Major bridge replacement in 6 days

John Fuller who has posted other RF&P pictures on web sites has a large number of pictures of the Cameron Run bridge replacement. (located between NS Van Dorn St yard and CSX AF interlocking)

This is the CSX (RF&P) crossing of the NS (SOU) Seminary yard lead from NS’s ATL-WASH route. The RF&P built this bridge over SOU about 1904 and at one time the bridge had 3 tracks but because of the increased guage loading of all RRs was demoted to 2 tracks and has been considered substandard.

As Part of the 3 tracking of CSX from Fredricksburg to Virginia Ave tunnel for VRE and additional Amtrak service the Cameron Run overpass has needed to be replaced. The final work started Thur May 28 and continued till Wedensday morning Jun 2. However the actual closing of the bridge to CSX traffic was only from Saturday till Tue for about 72Hrs. Some Amtrak traffic was run through on NS but to speed the replacement construction work an embargo on CSX and NS was in effect. Only one CSX track is now in place until 1st of July then a 2nd track probably for final settlement of the new bridge and any tweaking of the CSX track? The new bridge will eventually allow for a 3rd track and allow for the planned 4th track bridge if and when HSR is initiated.

So enjoy the pictures: Note over 100 pictures so may take some time to download.

http://fullertography.blogspot.com/

WOW! That photo essay is quite A PROJECT! [tup][tup]

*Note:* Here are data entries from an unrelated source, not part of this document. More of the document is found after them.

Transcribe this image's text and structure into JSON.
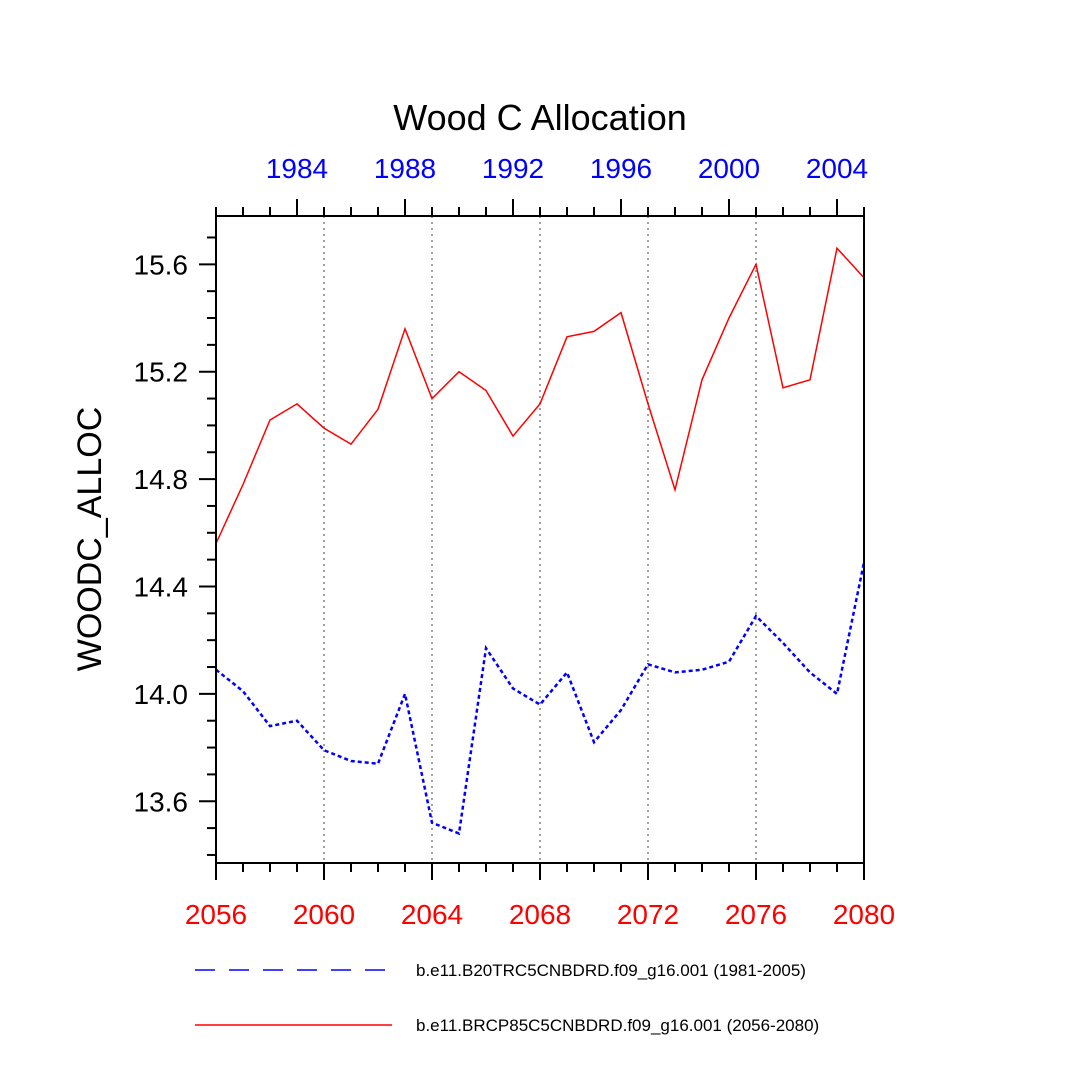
{
  "chart_data": {
    "type": "line",
    "title": "Wood C Allocation",
    "ylabel": "WOODC_ALLOC",
    "xlabel": "",
    "ylim": [
      13.37,
      15.78
    ],
    "yticks": [
      13.6,
      14.0,
      14.4,
      14.8,
      15.2,
      15.6
    ],
    "ytick_labels": [
      "13.6",
      "14.0",
      "14.4",
      "14.8",
      "15.2",
      "15.6"
    ],
    "xlim_bottom": [
      2056,
      2080
    ],
    "xticks_bottom": [
      2056,
      2060,
      2064,
      2068,
      2072,
      2076,
      2080
    ],
    "xtick_labels_bottom": [
      "2056",
      "2060",
      "2064",
      "2068",
      "2072",
      "2076",
      "2080"
    ],
    "xlim_top": [
      1981,
      2005
    ],
    "xticks_top": [
      1984,
      1988,
      1992,
      1996,
      2000,
      2004
    ],
    "xtick_labels_top": [
      "1984",
      "1988",
      "1992",
      "1996",
      "2000",
      "2004"
    ],
    "grid": "vertical dotted",
    "series": [
      {
        "name": "b.e11.BRCP85C5CNBDRD.f09_g16.001 (2056-2080)",
        "axis": "bottom",
        "color": "#ff0000",
        "style": "solid",
        "x": [
          2056,
          2057,
          2058,
          2059,
          2060,
          2061,
          2062,
          2063,
          2064,
          2065,
          2066,
          2067,
          2068,
          2069,
          2070,
          2071,
          2072,
          2073,
          2074,
          2075,
          2076,
          2077,
          2078,
          2079,
          2080
        ],
        "values": [
          14.56,
          14.78,
          15.02,
          15.08,
          14.99,
          14.93,
          15.06,
          15.36,
          15.1,
          15.2,
          15.13,
          14.96,
          15.08,
          15.33,
          15.35,
          15.42,
          15.08,
          14.76,
          15.17,
          15.4,
          15.6,
          15.14,
          15.17,
          15.66,
          15.55
        ]
      },
      {
        "name": "b.e11.B20TRC5CNBDRD.f09_g16.001 (1981-2005)",
        "axis": "top",
        "color": "#0000ff",
        "style": "dashed",
        "x": [
          1981,
          1982,
          1983,
          1984,
          1985,
          1986,
          1987,
          1988,
          1989,
          1990,
          1991,
          1992,
          1993,
          1994,
          1995,
          1996,
          1997,
          1998,
          1999,
          2000,
          2001,
          2002,
          2003,
          2004,
          2005
        ],
        "values": [
          14.09,
          14.01,
          13.88,
          13.9,
          13.79,
          13.75,
          13.74,
          14.0,
          13.52,
          13.48,
          14.17,
          14.02,
          13.96,
          14.08,
          13.82,
          13.94,
          14.11,
          14.08,
          14.09,
          14.12,
          14.29,
          14.19,
          14.08,
          14.0,
          14.49
        ]
      }
    ],
    "legend": {
      "placement": "bottom",
      "entries": [
        {
          "label": "b.e11.B20TRC5CNBDRD.f09_g16.001 (1981-2005)",
          "color": "#0000ff",
          "style": "dashed"
        },
        {
          "label": "b.e11.BRCP85C5CNBDRD.f09_g16.001 (2056-2080)",
          "color": "#ff0000",
          "style": "solid"
        }
      ]
    },
    "colors": {
      "bottom_axis": "#ff0000",
      "top_axis": "#0000ff",
      "grid": "#a0a0a0",
      "axis": "#000000"
    }
  }
}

My hat’s off to John Fuller. [bow]

Thanks for sharing it.[yeah] [^]

Great photos and a major project.

What I have found equally impressive is the ability of the RR’s to recover from an unplanned bridge outage (i.e. destroyed by fire, derailment, etc.) There are 2 UP RR projects that come to mind. 1 was in Galt, IL where a truss bridge was taken out by a derailment. They had a shoofly in place in a day and a new bridge in a week.

The other was an approx 1,000’ long bridge in Sacremento which vandals burned. There again, in about a week, they had mustered the resources to build a new bridge to replace it.

Pretty amazing, but it must have cost a fortune.

Most impressive I have witnessed was CSX’s recovery on it’s NO&M subdivision from New Orleans to East of Mobile after Katrina. Numerous bridges spanning wide water bodies in addition to all the trackage that had been washed off the right of way as well as clearing debris (houses, barges etc.) that had been washed onto the right of way. From near total devastation to a resumption of normal operations in less than 6 months for approximately 130 miles of railroad…during the same time frame, local, state and federal governments still had not let contracts for the repairs necessary to the damaged highways in the area.